Il n’est pas rare de s’entendre dire à l’évocation d’une manifestation : « envoyez y vos enfants ou venez manifester ici, car nous ne voulons plus mourir ». Ce qui traduit une réalité terrible qui nous a conduit à la guerre dans les parties anglophones du pays: exprimer pacifiquement son opinion ou sa désapprobation, qui est un droit reconnu par la Constitution du Cameroun et par la déclaration universelle des droits de l’homme, peut vous coûter la vie au pays de Paul BIYA. Et ceci est accepté comme tel. Cette peur est donc brandie, distillée et agitée par les adeptes du statu quo, pour décourager toute mobilisation populaire susceptible de faire tomber ce régime moribond. On évoque, pour priver les citoyens de ce droit essentiel, l’ordre public immatériel, la privatisation de l’espace public, la peur des dégâts matériels, les risques pour la vie des manifestants…
On se rend compte qu’ici la consécration constitutionnelle de la liberté de réunion et de manifestation est un vœu pieux dans la pratique, pourtant elle est intrinsèquement liée à l’idée de démocratie, unique modèle politique reconnu par le droit conventionnel, qui sous-tend l’ensemble des libertés. Il ne saurait donc y avoir une démocratie à l’indigène ou à la camerounaise.
En tant que mouvement social, les manifestations sont des moyens pacifiques de défendre des droits. Ce n’est pas une déclaration de guerre, contrairement à ce qui est dit sur les réseaux sociaux et par les tenants du pouvoir au Cameroun. La liberté de manifestation ou le droit de chacun « d’être physiquement ensemble » offre au citoyen, le droit de s’opposer, y compris physiquement, aux détenteurs du pouvoir par le biais des manifestations et des cortèges de protestation et de participer ainsi à la résolution de certains problèmes et aux choix politiques.
En somme,
- manifester pacifiquement, ce n’est pas une déclaration de guerre,
- manifester pacifiquement, ce n’est pas un appel à la violence,
- manifester pacifiquement, ce n’est pas un acte de rébellion,
- manifester pacifiquement, ce n’est pas être contre son pays, c’est davantage l’aimer,
- manifester pacifiquement, ce n’est pas vouloir mourir, c’est aspirer à une vie meilleure,
- manifester pacifiquement, ce n’est pas être contre la loi, c’est exercer un droit constitutionnellement reconnu,
- manifester pacifiquement, ce n’est pas réduire les droits d’autrui, mais c’est demander pour soi, davantage de droits,
- manifester pacifiquement, c’est simplement s’assumer comme citoyen en démocratie.

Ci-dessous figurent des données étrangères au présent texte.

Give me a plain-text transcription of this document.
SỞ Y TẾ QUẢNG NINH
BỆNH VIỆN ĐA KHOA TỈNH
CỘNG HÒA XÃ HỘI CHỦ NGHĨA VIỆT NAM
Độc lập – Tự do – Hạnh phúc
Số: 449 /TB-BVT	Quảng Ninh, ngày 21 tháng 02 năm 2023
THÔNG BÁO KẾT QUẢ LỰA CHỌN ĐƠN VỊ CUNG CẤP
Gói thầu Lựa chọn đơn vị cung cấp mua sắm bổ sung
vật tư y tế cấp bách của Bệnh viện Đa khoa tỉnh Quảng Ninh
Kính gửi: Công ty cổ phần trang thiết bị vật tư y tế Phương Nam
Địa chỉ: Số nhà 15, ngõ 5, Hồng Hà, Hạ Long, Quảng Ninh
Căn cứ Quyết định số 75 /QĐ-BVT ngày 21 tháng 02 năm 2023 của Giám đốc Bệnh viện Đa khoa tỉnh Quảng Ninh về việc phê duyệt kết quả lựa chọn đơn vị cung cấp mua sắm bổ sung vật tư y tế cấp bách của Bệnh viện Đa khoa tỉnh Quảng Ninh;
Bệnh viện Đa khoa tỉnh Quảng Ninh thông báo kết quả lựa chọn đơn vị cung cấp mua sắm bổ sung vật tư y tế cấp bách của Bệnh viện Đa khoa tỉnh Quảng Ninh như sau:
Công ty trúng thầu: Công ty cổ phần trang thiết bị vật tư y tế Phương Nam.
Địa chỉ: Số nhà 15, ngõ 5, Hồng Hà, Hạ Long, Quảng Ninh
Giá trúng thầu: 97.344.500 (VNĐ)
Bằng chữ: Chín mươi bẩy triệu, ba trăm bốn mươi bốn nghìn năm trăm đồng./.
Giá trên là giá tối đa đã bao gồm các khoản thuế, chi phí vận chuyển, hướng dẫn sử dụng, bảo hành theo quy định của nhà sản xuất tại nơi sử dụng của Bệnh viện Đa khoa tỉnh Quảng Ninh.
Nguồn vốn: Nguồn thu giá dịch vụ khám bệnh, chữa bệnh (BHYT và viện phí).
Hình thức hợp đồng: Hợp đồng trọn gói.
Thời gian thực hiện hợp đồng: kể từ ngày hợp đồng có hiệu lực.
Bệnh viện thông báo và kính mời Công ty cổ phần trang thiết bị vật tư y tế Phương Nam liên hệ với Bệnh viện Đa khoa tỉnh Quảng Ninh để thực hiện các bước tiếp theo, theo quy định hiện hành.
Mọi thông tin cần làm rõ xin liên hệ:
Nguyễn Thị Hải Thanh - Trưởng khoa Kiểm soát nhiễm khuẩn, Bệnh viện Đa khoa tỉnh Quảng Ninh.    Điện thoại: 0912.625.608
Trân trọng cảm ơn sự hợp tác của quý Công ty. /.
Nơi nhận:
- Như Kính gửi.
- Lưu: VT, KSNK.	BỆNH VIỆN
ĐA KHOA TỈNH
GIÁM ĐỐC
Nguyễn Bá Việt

Le rôle de la police est donc, de promouvoir et d’encadrer ce droit. Toute violence à l’endroit d’un manifestant constitue une infraction de droit commun qui doit être réprimée comme telle .
Toutes les démarches juridiques, doivent désormais être envisagées y compris à l’endroit des donneurs d’ordre, pour que plus que jamais, aujourd’hui et demain ne soient PLUS comme hier.